The simplest way to get started is using the Langfuse OpenAI drop in replacement. It automatically captures token usage, latency, and model parameters without requiring manual span creation for every call.

def generate_summary(text: str) -> str:
    response = openai.chat.completions.create(
        model="gpt-4",
        messages=[
            {"role": "system", "content": "You are a helpful summarization assistant."},
            {"role": "user", "content": text}
        ],
        name="summary_generation",
        metadata={"domain": "financial_reports"}
    )
    return response.choices[0].message.content

print(generate_summary("Quarterly earnings exceeded expectations..."))

By passing the name and metadata kwargs, we tag the generation in Langfuse, making it easy to filter and aggregate costs for specific features in the dashboard.

Managing Prompts

Hardcoding prompts in your codebase makes iteration slow. Langfuse offers a prompt management system where prompts are versioned in the cloud and fetched at runtime.

# Fetch the production version of the summarizer prompt
prompt = langfuse.get_prompt("summarizer_prompt")
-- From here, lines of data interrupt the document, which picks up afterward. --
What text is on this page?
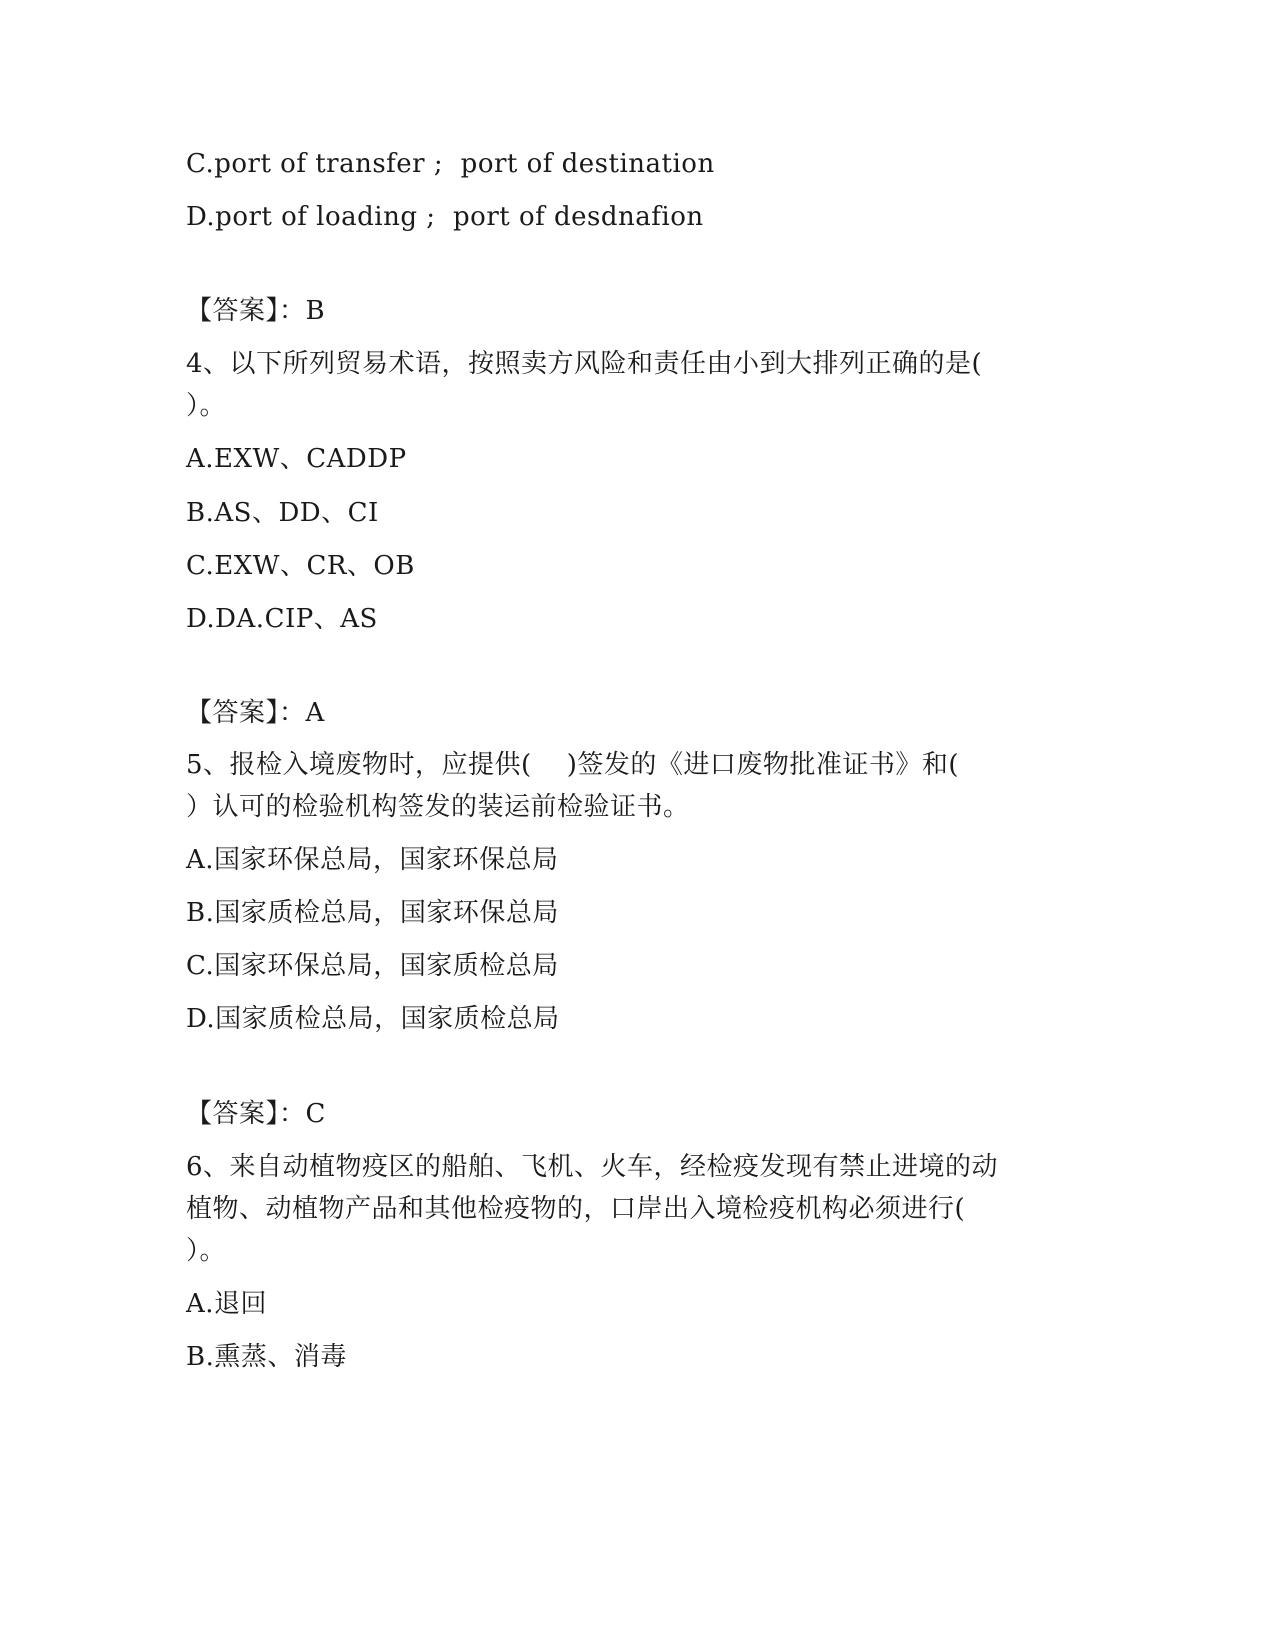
C.port of transfer ;  port of destination
D.port of loading ;  port of desdnafion
【答案】：B
4、以下所列贸易术语，按照卖方风险和责任由小到大排列正确的是(
）。
A.EXW、CADDP
B.AS、DD、CI
C.EXW、CR、OB
D.DA.CIP、AS
【答案】：A
5、报检入境废物时，应提供(    )签发的《进口废物批准证书》和(
）认可的检验机构签发的装运前检验证书。
A.国家环保总局，国家环保总局
B.国家质检总局，国家环保总局
C.国家环保总局，国家质检总局
D.国家质检总局，国家质检总局
【答案】：C
6、来自动植物疫区的船舶、飞机、火车，经检疫发现有禁止进境的动
植物、动植物产品和其他检疫物的，口岸出入境检疫机构必须进行(
）。
A.退回
B.熏蒸、消毒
# Compile it with runtime variables
compiled_messages = prompt.compile(input_text="Quarterly earnings exceeded expectations...")

# Execute with the parameters defined in the Langfuse UI
response = openai.chat.completions.create(
    model=prompt.config.get("model", "gpt-4"),
    temperature=prompt.config.get("temperature", 0.7),
    messages=compiled_messages,
    name="managed_summary_generation"
)

This approach separates prompt engineering from application logic, allowing non technical team members to tweak prompts and evaluate their performance without triggering a redeploy.

The Results & Takeaways

Visibility: Achieved granular tracking of token costs per user and per feature.
Speed: Reduced debugging time by visualizing exactly which step in a complex chain failed.
Agility: Enabled instant prompt updates via cloud management, bypassing deployment cycles.

What you can build next: You can extend this architecture by integrating user feedback loops. Pass the Langfuse trace ID to your frontend, and allow users to upvote or downvote the AI response. Send this feedback back to Langfuse to automatically build an evaluation dataset for future model fine tuning.

Frequently Asked Questions

Logging directly to a database requires you to build custom schemas for complex nested traces, token counting logic, and visualization dashboards. Langfuse provides all of this out of the box, specifically tailored for the non deterministic nature of LLMs, saving weeks of engineering effort.